The epithelial type 1 transmembrane mucin MUC1 is established as a marker for monitoring recurrence of breast cancer and is a promising target for immunotherapeutic strategies to treat cancer by active specific immunization. Natural human immune responses to the tumor-associated glycoforms of the mucin indicate that antibody reactivities are more directed to glycopeptide than to non-glycosylated peptide epitopes. To overcome the weak immunogenicity of the tumor-associated glycoform of MUC1 in experimental immunization, attempts were made to get insight into the molecular requirements for effective antigen processing and to identify class I and II processing permissive glycosylation sites. Evidence based on work with CD4+ T-hybridomas confirms that O-glycopeptide products of the immunoproteasomal or endosomal processing machineries can be effectively presented to T-cells and that glycans can form integral parts of the TCR defined epitopes. Immunization strategies in human MUC1 transgenic mice have demonstrated that different from nonglycosylated epitopes the glycoforms are recognized as foreign by the immune system and can effectively break immunotolerance.
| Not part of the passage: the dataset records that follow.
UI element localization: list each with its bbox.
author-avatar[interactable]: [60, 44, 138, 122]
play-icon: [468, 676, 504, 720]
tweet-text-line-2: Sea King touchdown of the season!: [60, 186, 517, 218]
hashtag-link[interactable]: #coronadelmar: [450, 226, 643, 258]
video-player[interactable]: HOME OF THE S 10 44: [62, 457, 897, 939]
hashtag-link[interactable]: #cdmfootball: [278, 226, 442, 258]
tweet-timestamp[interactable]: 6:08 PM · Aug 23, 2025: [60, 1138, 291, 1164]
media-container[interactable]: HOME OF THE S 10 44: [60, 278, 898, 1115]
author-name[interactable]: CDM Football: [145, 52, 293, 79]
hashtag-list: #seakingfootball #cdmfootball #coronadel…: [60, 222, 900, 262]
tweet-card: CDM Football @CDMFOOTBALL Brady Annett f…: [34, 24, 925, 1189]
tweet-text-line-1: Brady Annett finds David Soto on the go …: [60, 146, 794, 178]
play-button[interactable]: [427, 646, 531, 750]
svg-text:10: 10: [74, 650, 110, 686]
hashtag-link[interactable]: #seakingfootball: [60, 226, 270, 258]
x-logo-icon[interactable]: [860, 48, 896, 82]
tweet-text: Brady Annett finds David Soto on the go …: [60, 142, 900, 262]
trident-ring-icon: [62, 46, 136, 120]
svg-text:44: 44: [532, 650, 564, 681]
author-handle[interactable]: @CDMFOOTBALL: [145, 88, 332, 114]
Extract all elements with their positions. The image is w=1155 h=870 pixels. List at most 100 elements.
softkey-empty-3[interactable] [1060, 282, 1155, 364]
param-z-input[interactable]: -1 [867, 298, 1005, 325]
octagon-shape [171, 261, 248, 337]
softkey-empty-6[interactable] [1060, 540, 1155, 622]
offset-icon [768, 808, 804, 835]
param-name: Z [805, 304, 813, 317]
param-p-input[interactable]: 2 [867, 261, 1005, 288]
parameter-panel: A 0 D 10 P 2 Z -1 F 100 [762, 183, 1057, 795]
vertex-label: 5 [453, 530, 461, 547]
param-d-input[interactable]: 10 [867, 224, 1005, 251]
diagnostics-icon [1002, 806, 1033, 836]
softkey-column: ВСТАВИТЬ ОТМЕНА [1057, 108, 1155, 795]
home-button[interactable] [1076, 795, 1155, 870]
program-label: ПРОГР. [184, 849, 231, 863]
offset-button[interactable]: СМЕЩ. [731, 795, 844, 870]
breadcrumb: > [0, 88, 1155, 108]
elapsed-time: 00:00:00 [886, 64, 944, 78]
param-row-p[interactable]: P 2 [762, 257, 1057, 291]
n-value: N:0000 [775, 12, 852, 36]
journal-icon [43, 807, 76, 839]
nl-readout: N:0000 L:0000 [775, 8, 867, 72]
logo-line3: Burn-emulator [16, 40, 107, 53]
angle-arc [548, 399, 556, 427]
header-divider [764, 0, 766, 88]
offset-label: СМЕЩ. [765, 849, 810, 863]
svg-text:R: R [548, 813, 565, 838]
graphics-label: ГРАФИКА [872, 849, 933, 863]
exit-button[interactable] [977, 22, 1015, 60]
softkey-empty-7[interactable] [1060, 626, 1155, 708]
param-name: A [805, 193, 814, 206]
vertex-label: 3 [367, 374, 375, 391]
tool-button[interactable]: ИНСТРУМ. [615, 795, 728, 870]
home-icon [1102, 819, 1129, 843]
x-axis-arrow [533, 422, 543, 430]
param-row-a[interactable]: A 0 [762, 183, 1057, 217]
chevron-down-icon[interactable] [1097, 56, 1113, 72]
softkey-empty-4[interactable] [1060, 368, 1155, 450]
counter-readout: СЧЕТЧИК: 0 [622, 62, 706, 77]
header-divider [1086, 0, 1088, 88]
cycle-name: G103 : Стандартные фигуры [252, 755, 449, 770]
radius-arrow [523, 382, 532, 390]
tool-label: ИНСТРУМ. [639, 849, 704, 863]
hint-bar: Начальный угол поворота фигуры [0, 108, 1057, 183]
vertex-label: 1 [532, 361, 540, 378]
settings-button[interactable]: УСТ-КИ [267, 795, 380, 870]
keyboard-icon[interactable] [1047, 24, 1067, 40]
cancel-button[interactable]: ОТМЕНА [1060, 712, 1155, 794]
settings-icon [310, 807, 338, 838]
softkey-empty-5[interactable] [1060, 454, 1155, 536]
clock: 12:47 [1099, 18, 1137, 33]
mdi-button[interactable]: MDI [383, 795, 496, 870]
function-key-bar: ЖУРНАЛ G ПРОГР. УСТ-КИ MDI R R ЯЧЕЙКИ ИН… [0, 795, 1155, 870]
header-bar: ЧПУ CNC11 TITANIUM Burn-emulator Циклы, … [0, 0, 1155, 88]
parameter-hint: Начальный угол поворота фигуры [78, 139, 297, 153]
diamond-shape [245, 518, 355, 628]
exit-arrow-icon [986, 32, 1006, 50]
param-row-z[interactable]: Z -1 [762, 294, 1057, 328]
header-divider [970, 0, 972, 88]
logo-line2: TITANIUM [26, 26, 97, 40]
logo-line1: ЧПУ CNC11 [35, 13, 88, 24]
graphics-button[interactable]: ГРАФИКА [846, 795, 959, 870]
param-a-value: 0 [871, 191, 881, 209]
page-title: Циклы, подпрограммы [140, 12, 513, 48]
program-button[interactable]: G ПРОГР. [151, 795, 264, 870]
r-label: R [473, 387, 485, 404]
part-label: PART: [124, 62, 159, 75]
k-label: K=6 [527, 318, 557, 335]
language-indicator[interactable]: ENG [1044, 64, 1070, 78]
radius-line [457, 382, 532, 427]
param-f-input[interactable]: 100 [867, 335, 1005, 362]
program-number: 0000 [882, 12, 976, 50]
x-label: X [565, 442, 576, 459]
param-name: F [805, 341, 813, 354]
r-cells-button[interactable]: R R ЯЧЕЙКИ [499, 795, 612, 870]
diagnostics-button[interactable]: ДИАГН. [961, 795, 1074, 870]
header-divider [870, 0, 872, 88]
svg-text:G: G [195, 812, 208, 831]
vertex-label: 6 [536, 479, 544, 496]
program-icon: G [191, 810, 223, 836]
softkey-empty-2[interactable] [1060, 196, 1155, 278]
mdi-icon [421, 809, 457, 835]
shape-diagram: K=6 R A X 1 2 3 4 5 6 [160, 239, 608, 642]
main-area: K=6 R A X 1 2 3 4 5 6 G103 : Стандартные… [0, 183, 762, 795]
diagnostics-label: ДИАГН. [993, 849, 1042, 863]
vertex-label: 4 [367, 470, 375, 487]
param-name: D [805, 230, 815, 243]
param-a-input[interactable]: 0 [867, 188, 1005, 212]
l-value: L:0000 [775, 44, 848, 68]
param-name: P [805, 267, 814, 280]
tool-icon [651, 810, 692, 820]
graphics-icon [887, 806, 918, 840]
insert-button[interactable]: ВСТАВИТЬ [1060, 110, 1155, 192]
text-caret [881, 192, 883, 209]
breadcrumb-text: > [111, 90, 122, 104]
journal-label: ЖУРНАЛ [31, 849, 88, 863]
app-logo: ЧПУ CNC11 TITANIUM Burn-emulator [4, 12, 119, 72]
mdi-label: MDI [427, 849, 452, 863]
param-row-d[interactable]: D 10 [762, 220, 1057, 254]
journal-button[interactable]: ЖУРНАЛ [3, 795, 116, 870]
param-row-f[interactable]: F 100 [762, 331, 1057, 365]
Based on these findings superior vaccines have been designed and successfully applied in transgenic mice that have a multi-epitope composition in common by comprising self-adjuvanting, APC-targeting and antigen-specific epitopes.
Keywords: MUC1, mucin, immunology, tumor vaccine, cancer, glycopeptide, Oglycosylation, antigenicity, immunogenicity, immunological processing, MHC presentation, MHC class I, MHC class II, proteasome.